Jim Coode

No. 60
- Position: Offensive tackle

Personal information
- Born: October 22, 1951 Mayfield Heights, Ohio, U.S.
- Died: June 17, 1987 (aged 35) Ottawa, Ontario, Canada
- Listed height: 6 ft 4 in (1.93 m)
- Listed weight: 260 lb (118 kg)

Career information
- College: Michigan
- NFL draft: 1974: 7th round, 173rd overall pick

Career history
- 1974–1980: Ottawa Rough Riders

Awards and highlights
- Grey Cup champion (1976); CFL's Most Outstanding Offensive Lineman Award (1978); Leo Dandurand Trophy (1978); Tom Pate Memorial Award (1980); CFL All-Star (1978); 2× CFL East All-Star (1976, 1978); Ottawa Rough Riders #60 retired; 3× Second-team All-Big Ten (1971, 1972, 1973);

= Jim Coode =

American gridiron football player (1951–1987)

James Edward Coode (October 22, 1951 – June 17, 1987) was an American football player. He played college football for the University of Michigan from 1970 to 1973 and professional football for the Detroit Wheels (two games in 1974) and the Ottawa Rough Riders (1974–1980). He was diagnosed with amyotrophic lateral sclerosis (ALS) in 1979 and died in 1987.

==University of Michigan==
A native of Mayfield Heights, Ohio, Coode enrolled at the University of Michigan in 1969 and played college football as an offensive tackle for Bo Schembechler's Michigan Wolverines football teams from 1970 to 1973. As a junior, he started every game at left tackle for the 1972 Michigan Wolverines football team that compiled a 10–1 record and was ranked No. 6 in the final AP Poll. As a senior, he started nine games at right tackle for the undefeated 1973 Michigan Wolverines football team that compiled a 10–0–1 record and was ranked No. 6 in the final AP Poll.

==Professional football==
Coode began his professional football career in 1974 with the Detroit Wheels of the World Football League (WFL). He left the Wheels after playing two games when the team was unable to pay its players.

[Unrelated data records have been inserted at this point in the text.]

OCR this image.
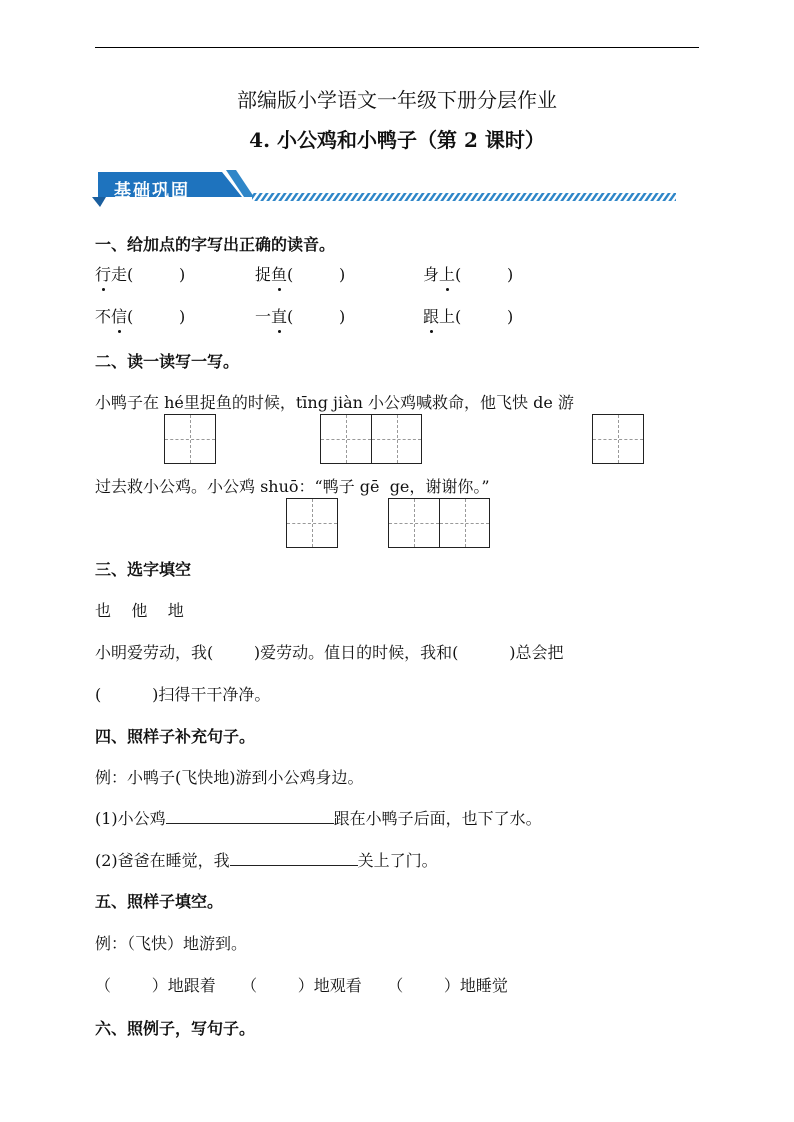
部编版小学语文一年级下册分层作业
4. 小公鸡和小鸭子（第 2 课时）
基础巩固
一、给加点的字写出正确的读音。
行走(         )	捉鱼(         )	身上(         )
不信(         )	一直(         )	跟上(         )
二、读一读写一写。
小鸭子在 hé里捉鱼的时候，tīng jiàn 小公鸡喊救命，他飞快 de 游
过去救小公鸡。小公鸡 shuō：“鸭子 gē  ge，谢谢你。”
三、选字填空
也    他    地
小明爱劳动，我(        )爱劳动。值日的时候，我和(          )总会把
(          )扫得干干净净。
四、照样子补充句子。
例：小鸭子(飞快地)游到小公鸡身边。
(1)小公鸡	跟在小鸭子后面，也下了水。
(2)爸爸在睡觉，我	关上了门。
五、照样子填空。
例：（飞快）地游到。
（        ）地跟着     （        ）地观看     （        ）地睡觉
六、照例子，写句子。
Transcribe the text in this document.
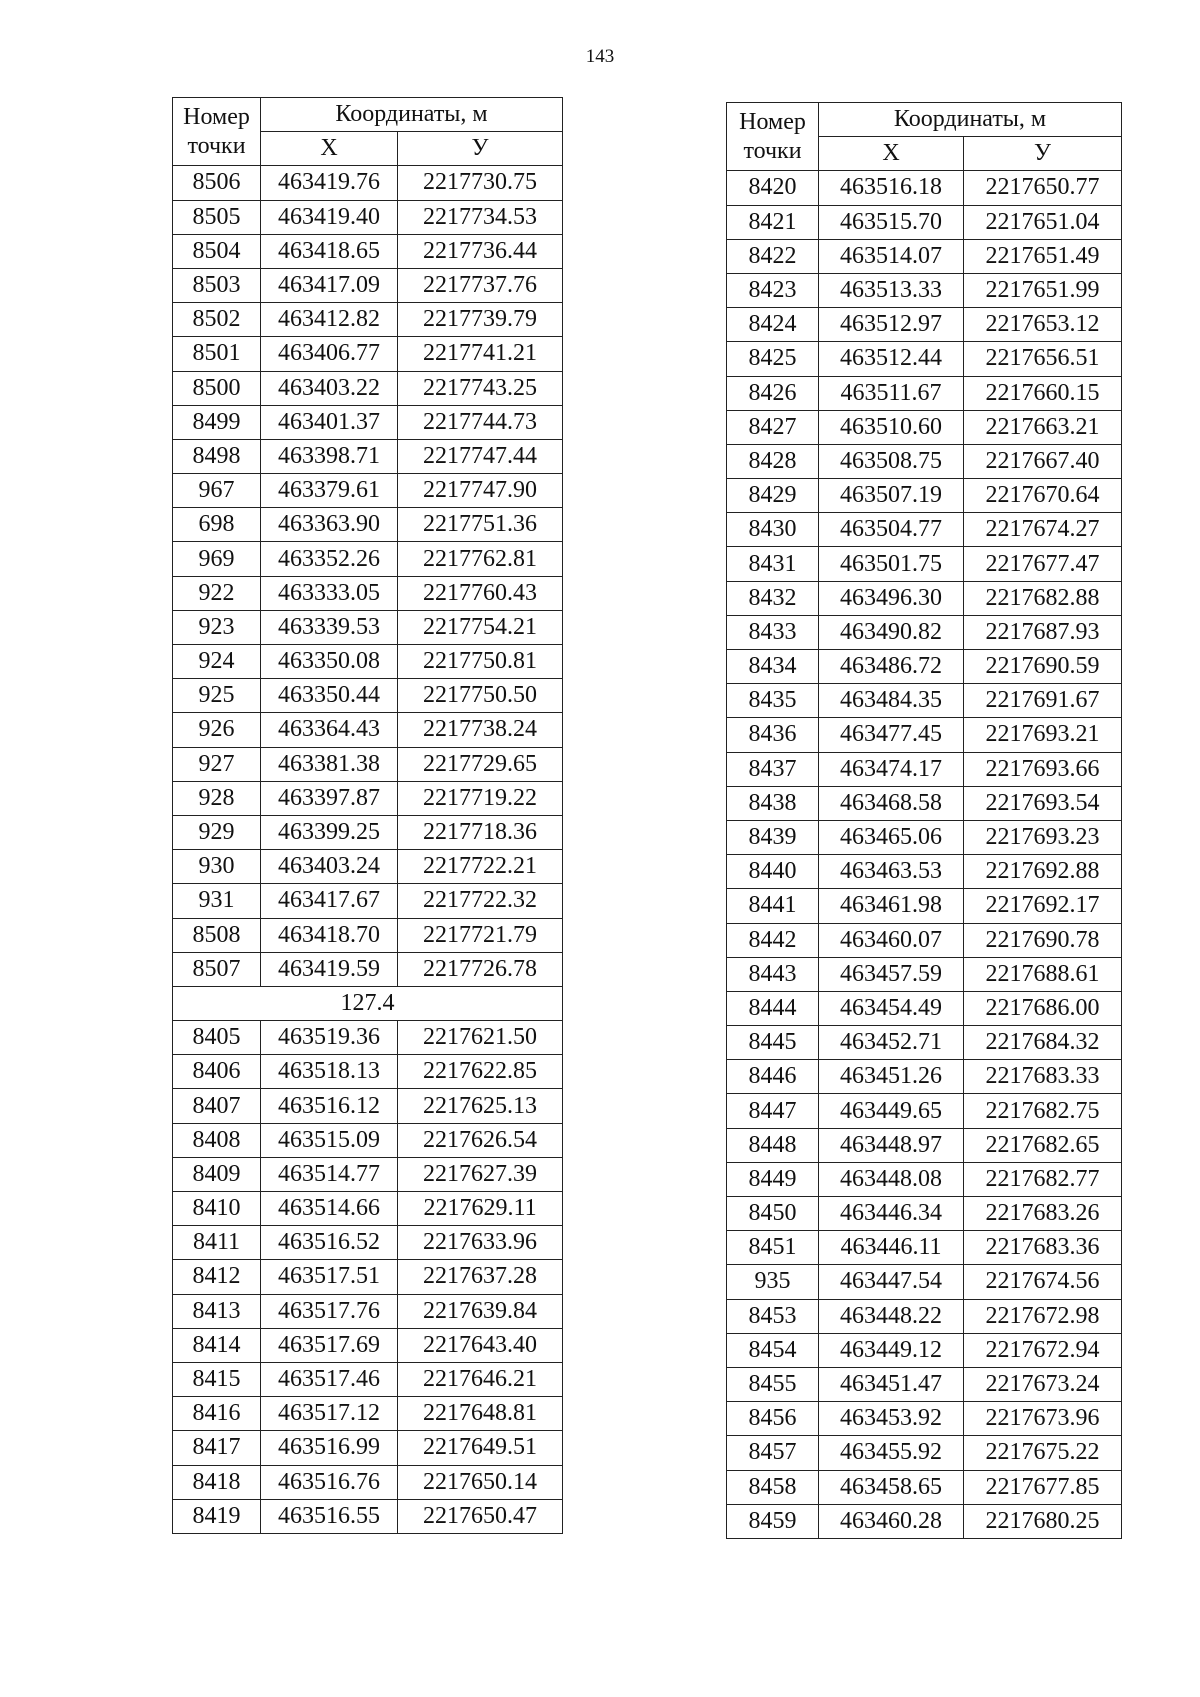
143
Номер
точки	Координаты, м	
	Х	У
8506	463419.76	2217730.75
8505	463419.40	2217734.53
8504	463418.65	2217736.44
8503	463417.09	2217737.76
8502	463412.82	2217739.79
8501	463406.77	2217741.21
8500	463403.22	2217743.25
8499	463401.37	2217744.73
8498	463398.71	2217747.44
967	463379.61	2217747.90
698	463363.90	2217751.36
969	463352.26	2217762.81
922	463333.05	2217760.43
923	463339.53	2217754.21
924	463350.08	2217750.81
925	463350.44	2217750.50
926	463364.43	2217738.24
927	463381.38	2217729.65
928	463397.87	2217719.22
929	463399.25	2217718.36
930	463403.24	2217722.21
931	463417.67	2217722.32
8508	463418.70	2217721.79
8507	463419.59	2217726.78
127.4		
8405	463519.36	2217621.50
8406	463518.13	2217622.85
8407	463516.12	2217625.13
8408	463515.09	2217626.54
8409	463514.77	2217627.39
8410	463514.66	2217629.11
8411	463516.52	2217633.96
8412	463517.51	2217637.28
8413	463517.76	2217639.84
8414	463517.69	2217643.40
8415	463517.46	2217646.21
8416	463517.12	2217648.81
8417	463516.99	2217649.51
8418	463516.76	2217650.14
8419	463516.55	2217650.47
Номер
точки	Координаты, м	
	Х	У
8420	463516.18	2217650.77
8421	463515.70	2217651.04
8422	463514.07	2217651.49
8423	463513.33	2217651.99
8424	463512.97	2217653.12
8425	463512.44	2217656.51
8426	463511.67	2217660.15
8427	463510.60	2217663.21
8428	463508.75	2217667.40
8429	463507.19	2217670.64
8430	463504.77	2217674.27
8431	463501.75	2217677.47
8432	463496.30	2217682.88
8433	463490.82	2217687.93
8434	463486.72	2217690.59
8435	463484.35	2217691.67
8436	463477.45	2217693.21
8437	463474.17	2217693.66
8438	463468.58	2217693.54
8439	463465.06	2217693.23
8440	463463.53	2217692.88
8441	463461.98	2217692.17
8442	463460.07	2217690.78
8443	463457.59	2217688.61
8444	463454.49	2217686.00
8445	463452.71	2217684.32
8446	463451.26	2217683.33
8447	463449.65	2217682.75
8448	463448.97	2217682.65
8449	463448.08	2217682.77
8450	463446.34	2217683.26
8451	463446.11	2217683.36
935	463447.54	2217674.56
8453	463448.22	2217672.98
8454	463449.12	2217672.94
8455	463451.47	2217673.24
8456	463453.92	2217673.96
8457	463455.92	2217675.22
8458	463458.65	2217677.85
8459	463460.28	2217680.25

After leaving the WFL, Coode joined the Ottawa Rough Riders of the Canadian Football League (CFL) at the end of September 1974. He played seven seasons in the CFL as an offensive lineman for the Rough Riders and was a part of the Rough Riders' Grey Cup victory in 1976. He won the CFL's Most Outstanding Offensive Lineman Award in 1978 and the Tom Pate Memorial Award for community service in 1980. His jersey (#60) has been retired by the Rough Riders, and re-retired by the REDBLACKS. Coode was diagnosed with ALS in 1979 and appeared in four games for the Rough Riders in 1980 after the diagnosis.

==Family and later years==
Coode was married to Lisa Coode, and they had a son, Jamie. Coode continued to live in Ottawa after retiring from football. A tribute dinner for Coode in May 1983 drew 1,200 persons. Bo Schembechler spoke at the tribute. By December 1986, Coode's weight had dropped from 275 pounds to 130 pounds. Coode died at a hospital on June 17, 1987.